November 01, 2012

At the gateway to the angkor city

So, here I am, in Siem Reap, another popular city of South Asia which is very tourist friendly. Do you know that although Cambodia has its own currency (1$=4000Crl) USD is widely used, even in price tags.

Siem Reap means the 'Flat Defeat of Siam (present day Thailand)' — and refers to the victory of King Ang Chan over Thai King Maha Chakkraphat in the Sixteenth century. It is also called the gateway to the Angkor region. Angkor (Holy City) served as the seat of the Khmer Empire, which flourished from approximately the 9th to 15th centuries. Angkor had been the largest preindustrial city in the world, with an elaborate system of infrastructure for urban inhabitants spanning at least 1,000 square kilometres (390 sq mi). The well-known Angkor temple complexes were at its core.

A Siem Reap Street

In the fifteenth century Thai King Ayutthaya sacked the Khmer capital Angkor and its population migrated. Angkor became an abandoned city with its temple and other structures were in ruins. Only Angkor Wat survived as a Buddhist shrine.

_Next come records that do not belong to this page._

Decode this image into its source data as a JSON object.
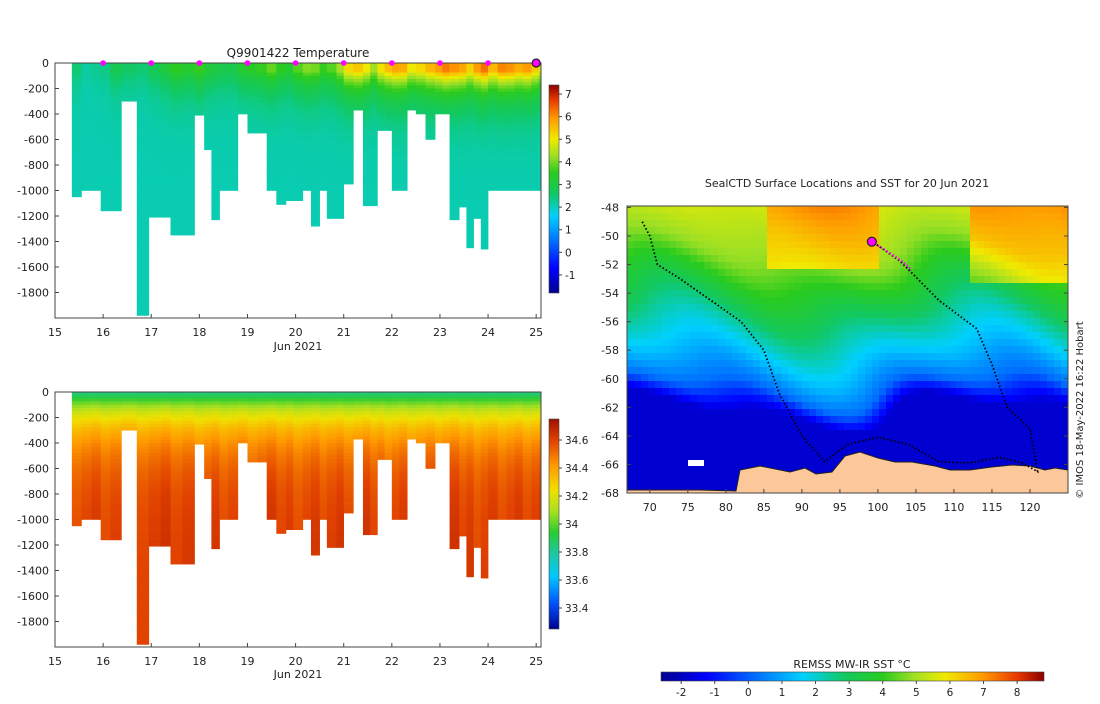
{
  "chart_data": [
    {
      "type": "heatmap",
      "title": "Q9901422  Temperature",
      "xlabel": "Jun 2021",
      "xticks": [
        "15",
        "16",
        "17",
        "18",
        "19",
        "20",
        "21",
        "22",
        "23",
        "24",
        "25"
      ],
      "xlim": [
        15,
        25.1
      ],
      "ylim": [
        -2000,
        0
      ],
      "yticks": [
        0,
        -200,
        -400,
        -600,
        -800,
        -1000,
        -1200,
        -1400,
        -1600,
        -1800
      ],
      "colorbar_ticks": [
        "7",
        "6",
        "5",
        "4",
        "3",
        "2",
        "1",
        "0",
        "-1"
      ],
      "colorbar_range": [
        -1.8,
        7.4
      ],
      "surface_markers": [
        16,
        17,
        18,
        19,
        20,
        21,
        22,
        23,
        24
      ],
      "current_marker": 25,
      "profile_days": [
        15.35,
        15.55,
        15.75,
        15.95,
        16.15,
        16.38,
        16.7,
        16.95,
        17.2,
        17.4,
        17.65,
        17.9,
        18.1,
        18.25,
        18.42,
        18.6,
        18.8,
        19.0,
        19.2,
        19.4,
        19.6,
        19.8,
        19.95,
        20.15,
        20.32,
        20.5,
        20.65,
        20.85,
        21.0,
        21.2,
        21.4,
        21.55,
        21.7,
        21.85,
        22.0,
        22.15,
        22.32,
        22.5,
        22.7,
        22.9,
        23.05,
        23.2,
        23.4,
        23.55,
        23.7,
        23.85,
        24.0,
        24.2,
        24.38,
        24.55,
        24.72,
        24.9,
        25.05
      ],
      "profile_depths": [
        1050,
        1000,
        1000,
        1160,
        1160,
        300,
        1980,
        1210,
        1210,
        1350,
        1350,
        410,
        680,
        1230,
        1000,
        1000,
        400,
        550,
        550,
        1000,
        1110,
        1080,
        1080,
        1000,
        1280,
        1000,
        1220,
        1220,
        950,
        370,
        1120,
        1120,
        530,
        530,
        1000,
        1000,
        370,
        400,
        600,
        400,
        400,
        1230,
        1130,
        1450,
        1220,
        1460,
        1000,
        1000,
        1000,
        1000,
        1000,
        1000,
        1000
      ],
      "surface_temps": [
        2.5,
        2.2,
        2.3,
        2.4,
        2.8,
        2.6,
        2.5,
        2.8,
        3.1,
        3.5,
        3.3,
        3.6,
        3.2,
        3.0,
        2.9,
        2.9,
        3.3,
        3.4,
        3.6,
        3.9,
        3.5,
        3.3,
        3.8,
        4.1,
        4.0,
        3.6,
        3.8,
        4.3,
        5.2,
        5.4,
        5.0,
        4.3,
        5.1,
        5.5,
        5.8,
        5.7,
        5.0,
        5.2,
        5.6,
        5.9,
        6.2,
        6.0,
        5.8,
        5.3,
        5.9,
        6.3,
        5.6,
        6.1,
        6.0,
        5.7,
        5.9,
        5.4,
        4.8
      ],
      "deep_temp": 2.1
    },
    {
      "type": "heatmap",
      "title": "",
      "xlabel": "Jun 2021",
      "xticks": [
        "15",
        "16",
        "17",
        "18",
        "19",
        "20",
        "21",
        "22",
        "23",
        "24",
        "25"
      ],
      "xlim": [
        15,
        25.1
      ],
      "ylim": [
        -2000,
        0
      ],
      "yticks": [
        0,
        -200,
        -400,
        -600,
        -800,
        -1000,
        -1200,
        -1400,
        -1600,
        -1800
      ],
      "colorbar_ticks": [
        "34.6",
        "34.4",
        "34.2",
        "34",
        "33.8",
        "33.6",
        "33.4"
      ],
      "colorbar_range": [
        33.25,
        34.75
      ],
      "surface_sal": 33.85,
      "deep_sal": 34.62
    },
    {
      "type": "heatmap",
      "title": "SealCTD Surface Locations and SST for 20 Jun 2021",
      "xticks": [
        "70",
        "75",
        "80",
        "85",
        "90",
        "95",
        "100",
        "105",
        "110",
        "115",
        "120"
      ],
      "yticks": [
        "-48",
        "-50",
        "-52",
        "-54",
        "-56",
        "-58",
        "-60",
        "-62",
        "-64",
        "-66",
        "-68"
      ],
      "xlim": [
        67,
        125
      ],
      "ylim": [
        -68,
        -47.9
      ],
      "sst_bands": [
        {
          "lat": -48,
          "value": 5.5
        },
        {
          "lat": -51,
          "value": 4.8
        },
        {
          "lat": -53.5,
          "value": 3.6
        },
        {
          "lat": -56,
          "value": 2.4
        },
        {
          "lat": -58.5,
          "value": 1.3
        },
        {
          "lat": -60.5,
          "value": 0.2
        },
        {
          "lat": -62,
          "value": -1.8
        },
        {
          "lat": -68,
          "value": -1.8
        }
      ],
      "track": [
        [
          69,
          -49
        ],
        [
          70,
          -50
        ],
        [
          71,
          -52
        ],
        [
          74,
          -53
        ],
        [
          78,
          -54.5
        ],
        [
          82,
          -56
        ],
        [
          85,
          -58
        ],
        [
          87,
          -61
        ],
        [
          90,
          -64
        ],
        [
          93,
          -65.8
        ],
        [
          96,
          -64.6
        ],
        [
          100,
          -64.1
        ],
        [
          104,
          -64.6
        ],
        [
          108,
          -65.8
        ],
        [
          112,
          -65.9
        ],
        [
          116,
          -65.5
        ],
        [
          119,
          -65.9
        ],
        [
          121,
          -66.5
        ],
        [
          120,
          -63.5
        ],
        [
          117,
          -62
        ],
        [
          115,
          -59
        ],
        [
          113,
          -56.5
        ],
        [
          108,
          -54.5
        ],
        [
          103,
          -51.8
        ],
        [
          99,
          -50.3
        ]
      ],
      "highlight_track": [
        [
          99.2,
          -50.4
        ],
        [
          101,
          -51
        ],
        [
          103,
          -51.7
        ],
        [
          104.5,
          -52.4
        ]
      ],
      "current_position": [
        99.2,
        -50.4
      ],
      "colorbar_label": "REMSS MW-IR SST °C",
      "colorbar_ticks": [
        "-2",
        "-1",
        "0",
        "1",
        "2",
        "3",
        "4",
        "5",
        "6",
        "7",
        "8"
      ],
      "colorbar_range": [
        -2.6,
        8.8
      ]
    }
  ],
  "credit": "© IMOS 18-May-2022 16:22 Hobart"
}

The great city and temples remained largely hidden by the forests grown over them until the late 19th century, when French archaeologists began a long restoration process. The work lasted from 1907 to 1970 under the direction of the École française d'Extrême-Orient, which cleared away the forest and repaired/renovated the complexes. Now almost a million tourists come to visit the Angkor temples.

Not only for the temples, I have come here for the Blogfest Asia 2012, a conference for bloggers interested in Asia. I will also give a presentation. It gave me an opportunity to connect to some known faces of Southeast Asian bloggers namely Sopheap Chak and Tharum Bun from Cambodia. Around 100 Cambodian bloggers and fifty bloggers from many Southeast Asian countries have started to arrive for the event.

I am quoting from Filipino blogger Tonyo:
The program covers diverse topics from the basic to advanced, and also aims to discuss issues and concerns that affect bloggers and technologists in the continent. Topics include: mobile blogging, photo blogging, digital comics, Wikimedia Commons, Internet Security, online advocacy, long form writing, the Philippines’ cybercrime law and Southeast Asia media situation.
Coming here was a challenge because Cambodia does not have an embassy in Dhaka. I had to get the visa in Thailand instead of an on arrival visa at the border. This was due to the fact that my travel agent informed that I had to pay $600 for the Bangkok-Siem Reap route (500 km). Whereas the Dhaka-Bangkok route was only $450. As I am paying for my own travel I was looking for alternatives. So there it was - going from Bangkok to Siem Reap by Bus and Taxi (Takes 7-9 hours) at one tenth of the plane fare. But the land borders are usually filled with scams and non-cooperative officials just to put you in an awkward situation (read in a forum that someone from India was sent back to Bangkok from the Border to get the visa). So I obtained the visa in advance and the ride was not that bad as expected.
Night life at the banks of Siem Reap river
Siem reap is a vibrant city full of Western and Asian tourists with modern hotels, international food choices and tourism infrastructure. getting around is fairly cheap comparing to megacities in South Asia, making the town more attractive to tourists. The SIM card is cheap - I bought it for $1 with $1 credit and purchased $2 internet package (600MB 1 week). The local calls via mobile is like 7 cents per minute. I went to a restaurant which had happy hour for all foods and drinks for $1 (I am not kidding). My $16 guest house provides a single room with TV, AC, clean attached toilet with hot water, Wifi and complimentary breakfast.
Lok Lak - A Cambodian dish
I spent the first day in exploring the city and going to the Kompong Phluke - a floating village at the Tonle Sap lake. Pictures will be uploaded soon. Follow my twitter account for updates. Ending here with solidarity to other bloggers according to Tonyo:
National boundaries (and controversies over them) may separate us, but our passion for free expression whether thru text, video, photo or the technology bind us together.